As mentioned in my previous post Studio Bloem has started a new research project, ‘The Perennial Kitchen. This project explores the use of perennial plants, shrubs and trees in the creation of food and drink. Perennials, shrubs and trees have the advantage over many standard food crops as they reduce disturbance of the soil. Further benefits include:

  • They are less likely to suffer of diseases,

  • Often are better for wildlife as many of them are native and often support pollinators, and

  • Overall they require less work as there is no need to sow them each year.

The Perennial Kitchen will not only explore growing these crops, but also what to do with them. I am hoping to share my many explorations with you. The latest one involves a UK native plant, named Garlic mustard - Alliaria Petiolata. This white flowering plant can be found on woodland edges, where it is very prolific at this time of year. Edible parts include the flowers, leaves and young Seedpods. The leaves can be eaten raw or cooked and have a very mellow garlic and mustard flavour as do the flowers and seedpods.

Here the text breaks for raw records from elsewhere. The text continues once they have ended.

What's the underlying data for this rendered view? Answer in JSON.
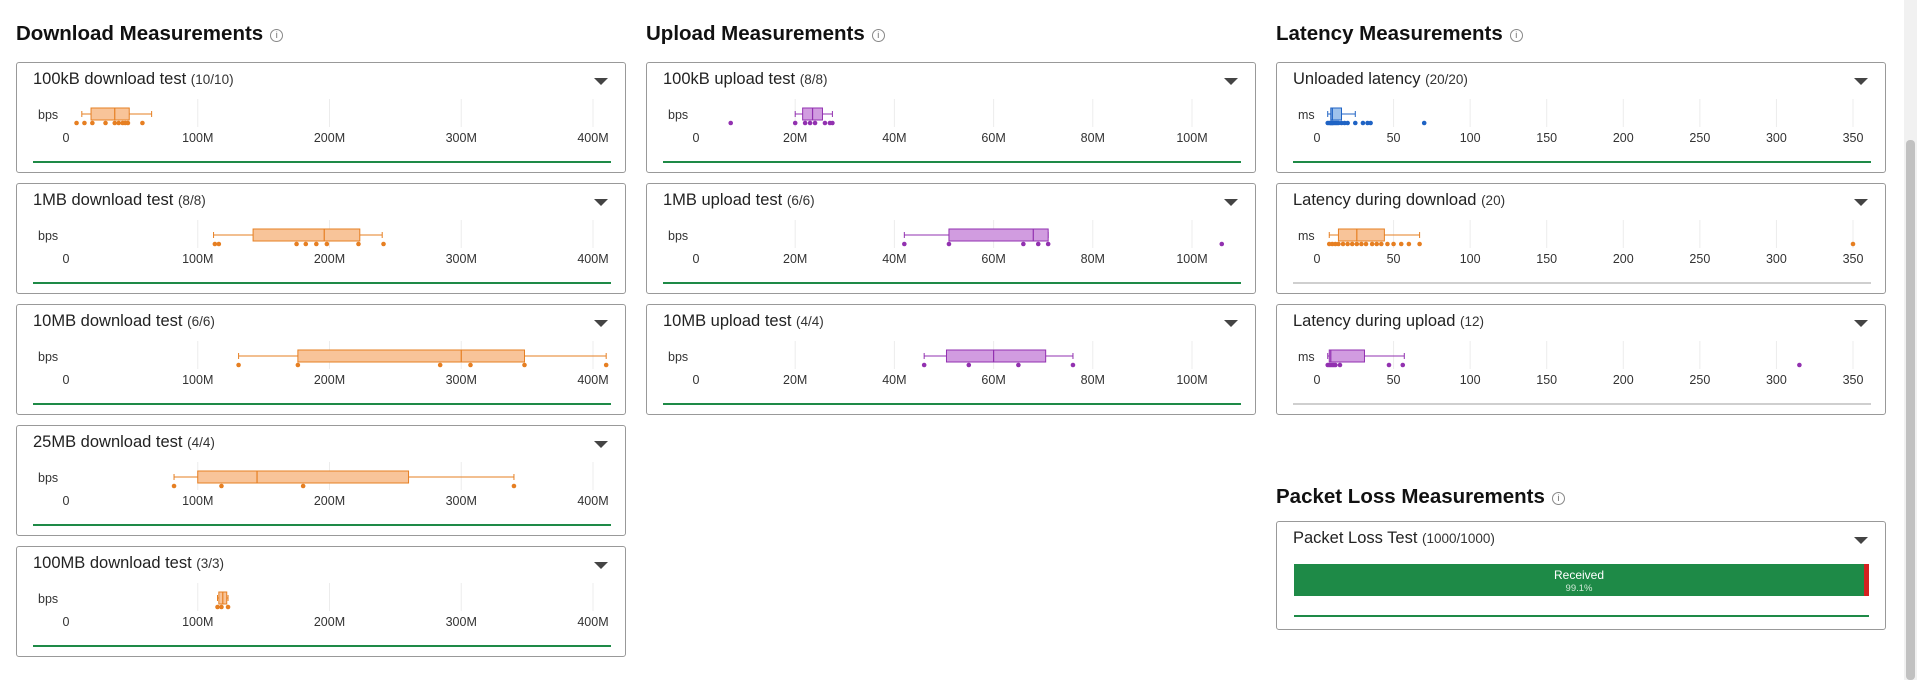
{
  "colors": {
    "download_fill": "#f8c499",
    "download_stroke": "#e67f22",
    "upload_fill": "#d19ce0",
    "upload_stroke": "#9231b0",
    "latency_unloaded_fill": "#9ec2ec",
    "latency_unloaded_stroke": "#1f63c4",
    "good_line": "#1e8a47",
    "neutral_line": "#cfcfcf",
    "packet_received": "#1e8a47",
    "packet_lost": "#d42020"
  },
  "sections": {
    "download": {
      "title": "Download Measurements",
      "info_icon": "info-icon",
      "cards": [
        {
          "title": "100kB download test",
          "count": "(10/10)",
          "unit": "bps",
          "axis_ticks": [
            "0",
            "100M",
            "200M",
            "300M",
            "400M"
          ],
          "box": {
            "min": 12000000,
            "q1": 19000000,
            "median": 37000000,
            "q3": 48000000,
            "max": 65000000
          },
          "points": [
            8000000,
            14000000,
            20000000,
            30000000,
            37000000,
            40000000,
            43000000,
            45000000,
            47000000,
            58000000
          ]
        },
        {
          "title": "1MB download test",
          "count": "(8/8)",
          "unit": "bps",
          "axis_ticks": [
            "0",
            "100M",
            "200M",
            "300M",
            "400M"
          ],
          "box": {
            "min": 112000000,
            "q1": 142000000,
            "median": 196000000,
            "q3": 223000000,
            "max": 240000000
          },
          "points": [
            113000000,
            116000000,
            175000000,
            182000000,
            190000000,
            198000000,
            222000000,
            241000000
          ]
        },
        {
          "title": "10MB download test",
          "count": "(6/6)",
          "unit": "bps",
          "axis_ticks": [
            "0",
            "100M",
            "200M",
            "300M",
            "400M"
          ],
          "box": {
            "min": 131000000,
            "q1": 176000000,
            "median": 300000000,
            "q3": 348000000,
            "max": 410000000
          },
          "points": [
            131000000,
            176000000,
            284000000,
            307000000,
            348000000,
            410000000
          ]
        },
        {
          "title": "25MB download test",
          "count": "(4/4)",
          "unit": "bps",
          "axis_ticks": [
            "0",
            "100M",
            "200M",
            "300M",
            "400M"
          ],
          "box": {
            "min": 82000000,
            "q1": 100000000,
            "median": 145000000,
            "q3": 260000000,
            "max": 340000000
          },
          "points": [
            82000000,
            118000000,
            180000000,
            340000000
          ]
        },
        {
          "title": "100MB download test",
          "count": "(3/3)",
          "unit": "bps",
          "axis_ticks": [
            "0",
            "100M",
            "200M",
            "300M",
            "400M"
          ],
          "box": {
            "min": 115000000,
            "q1": 116000000,
            "median": 119000000,
            "q3": 122000000,
            "max": 123000000
          },
          "points": [
            115000000,
            118000000,
            123000000
          ]
        }
      ]
    },
    "upload": {
      "title": "Upload Measurements",
      "info_icon": "info-icon",
      "cards": [
        {
          "title": "100kB upload test",
          "count": "(8/8)",
          "unit": "bps",
          "axis_ticks": [
            "0",
            "20M",
            "40M",
            "60M",
            "80M",
            "100M"
          ],
          "box": {
            "min": 20000000,
            "q1": 21500000,
            "median": 23500000,
            "q3": 25500000,
            "max": 27500000
          },
          "points": [
            7000000,
            20000000,
            22000000,
            23000000,
            24000000,
            26000000,
            27000000,
            27500000
          ]
        },
        {
          "title": "1MB upload test",
          "count": "(6/6)",
          "unit": "bps",
          "axis_ticks": [
            "0",
            "20M",
            "40M",
            "60M",
            "80M",
            "100M"
          ],
          "box": {
            "min": 42000000,
            "q1": 51000000,
            "median": 68000000,
            "q3": 71000000,
            "max": 71000000
          },
          "points": [
            42000000,
            51000000,
            66000000,
            69000000,
            71000000,
            106000000
          ]
        },
        {
          "title": "10MB upload test",
          "count": "(4/4)",
          "unit": "bps",
          "axis_ticks": [
            "0",
            "20M",
            "40M",
            "60M",
            "80M",
            "100M"
          ],
          "box": {
            "min": 46000000,
            "q1": 50500000,
            "median": 60000000,
            "q3": 70500000,
            "max": 76000000
          },
          "points": [
            46000000,
            55000000,
            65000000,
            76000000
          ]
        }
      ]
    },
    "latency": {
      "title": "Latency Measurements",
      "info_icon": "info-icon",
      "cards": [
        {
          "title": "Unloaded latency",
          "count": "(20/20)",
          "unit": "ms",
          "style": "unloaded",
          "axis_ticks": [
            "0",
            "50",
            "100",
            "150",
            "200",
            "250",
            "300",
            "350"
          ],
          "box": {
            "min": 7,
            "q1": 9,
            "median": 10,
            "q3": 16,
            "max": 25
          },
          "points": [
            7,
            8,
            9,
            9,
            10,
            10,
            11,
            12,
            13,
            14,
            16,
            18,
            20,
            25,
            30,
            33,
            35,
            70
          ]
        },
        {
          "title": "Latency during download",
          "count": "(20)",
          "unit": "ms",
          "style": "download",
          "axis_ticks": [
            "0",
            "50",
            "100",
            "150",
            "200",
            "250",
            "300",
            "350"
          ],
          "box": {
            "min": 8,
            "q1": 14,
            "median": 26,
            "q3": 44,
            "max": 67
          },
          "points": [
            8,
            10,
            12,
            14,
            17,
            20,
            23,
            26,
            29,
            32,
            36,
            39,
            42,
            46,
            50,
            55,
            60,
            67,
            350
          ]
        },
        {
          "title": "Latency during upload",
          "count": "(12)",
          "unit": "ms",
          "style": "upload",
          "axis_ticks": [
            "0",
            "50",
            "100",
            "150",
            "200",
            "250",
            "300",
            "350"
          ],
          "box": {
            "min": 7,
            "q1": 8,
            "median": 9,
            "q3": 31,
            "max": 57
          },
          "points": [
            7,
            8,
            9,
            10,
            11,
            12,
            15,
            47,
            56,
            315
          ]
        }
      ]
    },
    "packet_loss": {
      "title": "Packet Loss Measurements",
      "info_icon": "info-icon",
      "card": {
        "title": "Packet Loss Test",
        "count": "(1000/1000)",
        "received_label": "Received",
        "received_percent_label": "99.1%",
        "received_fraction": 0.991
      }
    }
  }
}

I recently used the leaves of this plant, which is finally establishing well in my garden, to make a pesto.

Here is the recipe:


  • 25g Garlic mustard leaves

  • 50g toasted walnuts or hazelnuts, whichever your prefer

  • 50g grated Parmesan

  • 2 gloves of garlic

  • 60ml of olive oil

  • A pinch of salt

Mix all the ingredients except for the oil together in a food processor and pulse briefly to combine. Then gradually add the oil pulsing after every addition until a coarse paste forms.